Extracellular enzyme activities are important for understanding processes within aquatic biofilms and provide valuable data to assess natural and anthropogenic impacts on ecosystem function. How researchers measure EEAs can significantly affect results and their interpretations, which has implications for restoration, management, and conservation strategies of lotic systems, along with general understanding of biofilm function, ecology, and biotic or abiotic interactions. In the worst case scenario, results from one method might lead to one plan of action, while results from another might lead to a conflicting management plan. Further research is needed to empirically identify evidence for which method may be more advantageous for which types of research questions. Arguments in favor of one method or the other have been made, but no research has empirically tested or validated hypothetical opinions and concerns.
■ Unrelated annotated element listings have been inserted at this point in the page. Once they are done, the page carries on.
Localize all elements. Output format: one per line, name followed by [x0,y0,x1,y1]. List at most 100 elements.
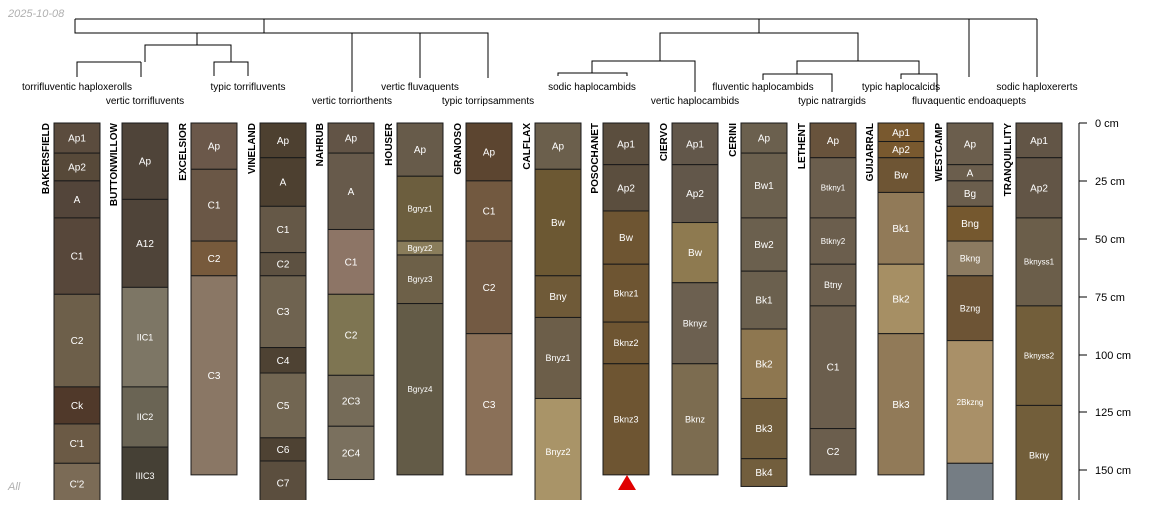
horizon-label: C1 [71,252,84,263]
scale-label-125: 125 cm [1095,407,1131,419]
taxon-label: vertic torrifluvents [106,96,184,107]
horizon-label: Bknyz [683,318,708,328]
horizon-label: Bw [551,218,566,229]
horizon-label: Ap2 [1030,183,1048,194]
horizon [53,293,101,388]
horizon [534,316,582,399]
horizon-label: 2C3 [342,396,361,407]
horizon [190,122,238,170]
profile-houser: Ap Bgryz1 Bgryz2 Bgryz3 Bgryz4 HOUSER [384,122,444,476]
taxon-label: sodic haploxererts [996,82,1077,93]
horizon-label: C4 [277,356,290,367]
horizon-label: Ap1 [68,134,86,145]
horizon-label: Bw [619,233,634,244]
horizon-label: C2 [208,254,221,265]
horizon-label: Bk1 [892,224,910,235]
horizon-label: 2Bkzng [957,398,984,407]
taxon-label: vertic haplocambids [651,96,739,107]
horizon-label: C5 [277,401,290,412]
horizon [671,363,719,476]
scale-tick-75: 75 cm [1079,292,1125,304]
horizon-label: Bk1 [755,296,773,307]
taxon-label: typic haplocalcids [862,82,940,93]
horizon-label: C1 [483,206,496,217]
horizon [602,363,650,476]
horizon [1015,404,1063,505]
horizon [946,462,994,505]
profile-name: HOUSER [384,122,395,166]
dendro-link [74,19,264,34]
horizon [602,321,650,365]
profile-name: NAHRUB [315,123,326,166]
horizon-label: Btkny2 [821,237,846,246]
horizon-label: Bk4 [755,468,773,479]
horizon-label: Bk3 [892,400,910,411]
horizon [602,122,650,166]
horizon [396,303,444,476]
horizon-label: 2C4 [342,448,361,459]
horizon [602,164,650,212]
horizon [465,333,513,476]
horizon [740,270,788,330]
horizon [877,333,925,476]
dendro-link [659,32,859,61]
dendro-link [196,32,352,45]
horizon [259,122,307,159]
horizon-label: Bgryz1 [408,204,433,213]
horizon [121,122,169,200]
horizon-label: C3 [483,400,496,411]
horizon-label: C6 [277,445,290,456]
profile-name: TRANQUILLITY [1003,123,1014,197]
scale-tick-150: 150 cm [1079,465,1131,477]
dendro-link [76,61,141,77]
profile-cerini: Ap Bw1 Bw2 Bk1 Bk2 Bk3 Bk4 CERINI [728,122,788,487]
taxon-label: vertic fluvaquents [381,82,459,93]
profile-name: GRANOSO [453,123,464,175]
horizon-label: Ap1 [1030,136,1048,147]
horizon-label: Ap1 [686,139,704,150]
horizon [327,425,375,481]
horizon [877,191,925,265]
profile-granoso: Ap C1 C2 C3 GRANOSO [453,122,513,476]
horizon-label: Bknz [685,414,706,424]
horizon-label: Bng [961,219,979,230]
horizon [259,157,307,207]
horizon-label: Bgryz2 [408,244,433,253]
horizon-label: IIIC3 [135,471,154,481]
horizon-label: Bkng [960,254,981,264]
horizon-label: Bk2 [755,359,773,370]
horizon-label: Bw [688,248,703,259]
horizon-label: C2 [827,447,840,458]
horizon-label: Bknz2 [613,338,638,348]
horizon-label: Bgryz3 [408,275,433,284]
horizon-label: Ap [964,139,977,150]
scale-tick-25: 25 cm [1079,176,1125,188]
taxon-label: vertic torriorthents [312,96,392,107]
horizon-label: C2 [277,260,290,271]
horizon [327,122,375,154]
horizon-label: A [348,187,355,198]
horizon-label: Ap [483,147,496,158]
horizon [602,263,650,323]
horizon [740,458,788,487]
scale-label-25: 25 cm [1095,176,1125,188]
profile-name: GUIJARRAL [865,123,876,181]
horizon [53,180,101,219]
horizon [809,263,857,307]
taxon-label: typic torripsamments [442,96,534,107]
horizon-label: Bzng [960,303,981,313]
taxon-label: typic torrifluvents [210,82,285,93]
horizon-label: Bg [964,189,976,200]
horizon-label: Ap [758,134,771,145]
horizon-label: Bkny [1029,450,1050,460]
profile-posochanet: Ap1 Ap2 Bw Bknz1 Bknz2 Bknz3 POSOCHANET [590,122,650,476]
horizon-label: Bny [549,292,566,303]
horizon-label: Ap [277,136,290,147]
horizon [946,205,994,242]
horizon [740,328,788,399]
horizon-label: Ap [345,134,358,145]
horizon-label: Bknyss1 [1024,258,1055,267]
horizon-label: Ap [139,157,152,168]
horizon-label: C2 [71,336,84,347]
horizon-label: Ap1 [892,128,910,139]
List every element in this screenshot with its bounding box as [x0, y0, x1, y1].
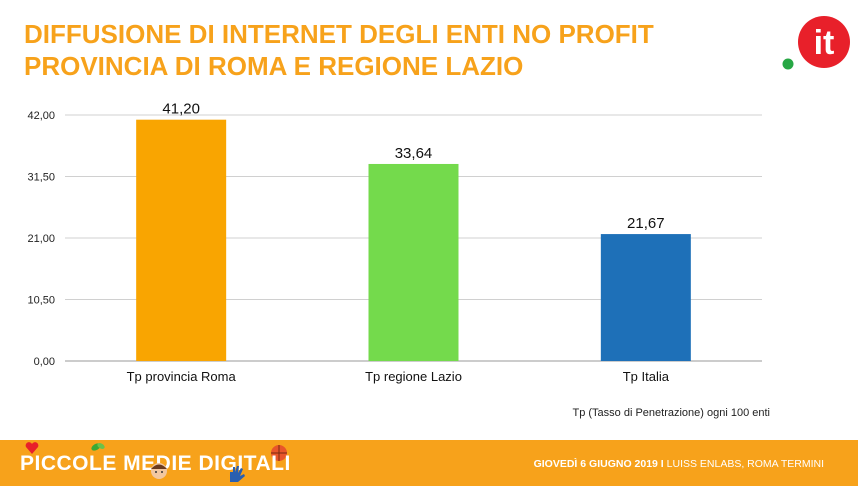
bar-value-label: 21,67 [627, 215, 665, 232]
leaf-icon [91, 443, 105, 451]
bar [368, 163, 459, 361]
bar-value-label: 41,20 [162, 101, 200, 118]
y-tick-label: 42,00 [27, 110, 55, 122]
bar [600, 234, 691, 361]
chart-note: Tp (Tasso di Penetrazione) ogni 100 enti [572, 407, 770, 419]
logo-dot [782, 58, 794, 70]
bar-value-label: 33,64 [395, 145, 433, 162]
event-date: GIOVEDÌ 6 GIUGNO 2019 I [533, 458, 664, 470]
title-line-1: DIFFUSIONE DI INTERNET DEGLI ENTI NO PRO… [24, 19, 654, 49]
face-icon [151, 463, 167, 479]
x-tick-label: Tp provincia Roma [127, 369, 237, 384]
bar-chart: 0,00 10,50 21,00 31,50 42,00 41,20 Tp provinci… [27, 101, 762, 384]
brand-logo-text: PICCOLE MEDIE DIGITALI [20, 452, 291, 475]
logo-circle [798, 16, 850, 68]
y-tick-label: 21,00 [27, 233, 55, 245]
logo-text: it [814, 24, 835, 62]
event-place: LUISS ENLABS, ROMA TERMINI [663, 458, 824, 470]
heart-icon [25, 442, 39, 454]
title-line-2: PROVINCIA DI ROMA E REGIONE LAZIO [24, 51, 524, 81]
y-tick-label: 31,50 [27, 172, 55, 184]
hand-icon [230, 466, 245, 482]
x-tick-label: Tp Italia [623, 369, 670, 384]
y-tick-label: 0,00 [34, 356, 55, 368]
basketball-icon [271, 445, 287, 461]
bar [136, 119, 227, 361]
y-tick-label: 10,50 [27, 295, 55, 307]
x-tick-label: Tp regione Lazio [365, 369, 462, 384]
footer-bar: PICCOLE MEDIE DIGITALI GIOVEDÌ 6 GIUGNO … [0, 440, 858, 486]
it-logo: it [782, 16, 850, 70]
page-title: DIFFUSIONE DI INTERNET DEGLI ENTI NO PRO… [24, 18, 654, 82]
event-info: GIOVEDÌ 6 GIUGNO 2019 I LUISS ENLABS, RO… [534, 458, 824, 470]
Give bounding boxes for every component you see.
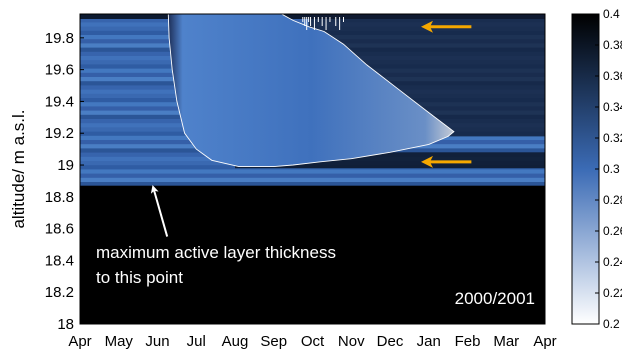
- x-tick-label: Apr: [68, 333, 91, 350]
- x-tick-label: Jul: [187, 333, 206, 350]
- x-axis: Apr May Jun Jul Aug Sep Oct Nov Dec Jan Feb Mar Apr: [68, 320, 557, 350]
- colorbar-tick-label: 0.32: [603, 131, 622, 145]
- heatmap-band: [80, 173, 545, 179]
- y-tick-label: 18.6: [45, 221, 74, 238]
- y-tick-label: 19.6: [45, 62, 74, 79]
- colorbar-tick-label: 0.22: [603, 286, 622, 300]
- heatmap-band: [80, 177, 545, 183]
- orange-arrow: [421, 20, 472, 33]
- x-tick-label: Oct: [301, 333, 325, 350]
- x-tick-label: Sep: [260, 333, 287, 350]
- colorbar-tick-label: 0.3: [603, 162, 620, 176]
- bedrock-region: [80, 185, 545, 324]
- heatmap-band: [80, 182, 545, 187]
- thawed-layer-area: [167, 14, 455, 168]
- y-tick-label: 18: [57, 316, 74, 333]
- colorbar-tick-label: 0.24: [603, 255, 622, 269]
- x-tick-label: Apr: [533, 333, 556, 350]
- colorbar-tick-label: 0.36: [603, 69, 622, 83]
- orange-arrow: [421, 155, 472, 168]
- season-label: 2000/2001: [455, 289, 535, 308]
- x-tick-label: Feb: [455, 333, 481, 350]
- x-tick-label: Jun: [145, 333, 169, 350]
- colorbar-axis: 0.2 0.22 0.24 0.26 0.28 0.3 0.32 0.34 0.36 0.38 0.…: [595, 7, 622, 331]
- y-axis: 18 18.2 18.4 18.6 18.8 19 19.2 19.4 19.6 19.8: [45, 30, 84, 333]
- heatmap-band: [80, 169, 545, 175]
- orange-arrows: [421, 20, 472, 168]
- surface-noise-marks: [302, 17, 344, 30]
- x-tick-label: May: [105, 333, 134, 350]
- colorbar: [571, 13, 600, 325]
- colorbar-tick-label: 0.2: [603, 317, 620, 331]
- y-tick-label: 19.8: [45, 30, 74, 47]
- y-tick-label: 18.4: [45, 252, 74, 269]
- colorbar-tick-label: 0.4: [603, 7, 620, 21]
- y-axis-label: altitude/ m a.s.l.: [9, 109, 28, 228]
- y-tick-label: 18.8: [45, 189, 74, 206]
- annotation-line-1: maximum active layer thickness: [96, 243, 336, 262]
- annotation: maximum active layer thickness to this p…: [96, 185, 336, 287]
- y-tick-label: 18.2: [45, 284, 74, 301]
- x-tick-label: Mar: [493, 333, 519, 350]
- x-tick-label: Dec: [377, 333, 404, 350]
- annotation-line-2: to this point: [96, 268, 183, 287]
- colorbar-tick-label: 0.38: [603, 38, 622, 52]
- y-tick-label: 19.2: [45, 125, 74, 142]
- x-tick-label: Nov: [338, 333, 365, 350]
- x-tick-label: Jan: [417, 333, 441, 350]
- y-tick-label: 19.4: [45, 93, 74, 110]
- colorbar-tick-label: 0.26: [603, 224, 622, 238]
- x-tick-label: Aug: [222, 333, 249, 350]
- colorbar-tick-label: 0.28: [603, 193, 622, 207]
- annotation-arrow: [150, 185, 169, 237]
- y-tick-label: 19: [57, 157, 74, 174]
- colorbar-tick-label: 0.34: [603, 100, 622, 114]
Research needs to document the potential limitations and causes of problems associated with each method. The results of our research were simply intended to raise concern that differences exist between two commonly used methods for assaying extracellular enzyme activities from epilithic habitats in streams. These differences could potentially perpetuate conflicting findings and conclusions in peer-reviewed literature, which would hinder the advancement of aquatic science. Before conducting studies, preliminary assays using different substrate concentrations and incubation times must be conducted to identify optimal methods, which will generate reliable and valid results that could otherwise be affected by environmental differences among regions and stream types. Samples must be assayed as soon as possible to improve consistency, preferably the day of sampling, especially because the direction and magnitude of change can vary among streams, which could lead to conflicting or unexpected results (e.g., relationships with nutrients or carbon sources might be over or under estimated and significant results may be detected when no actual significance exists, or vice versa). Storage time and method should be reported in the literature when presenting results due to the EEA variability.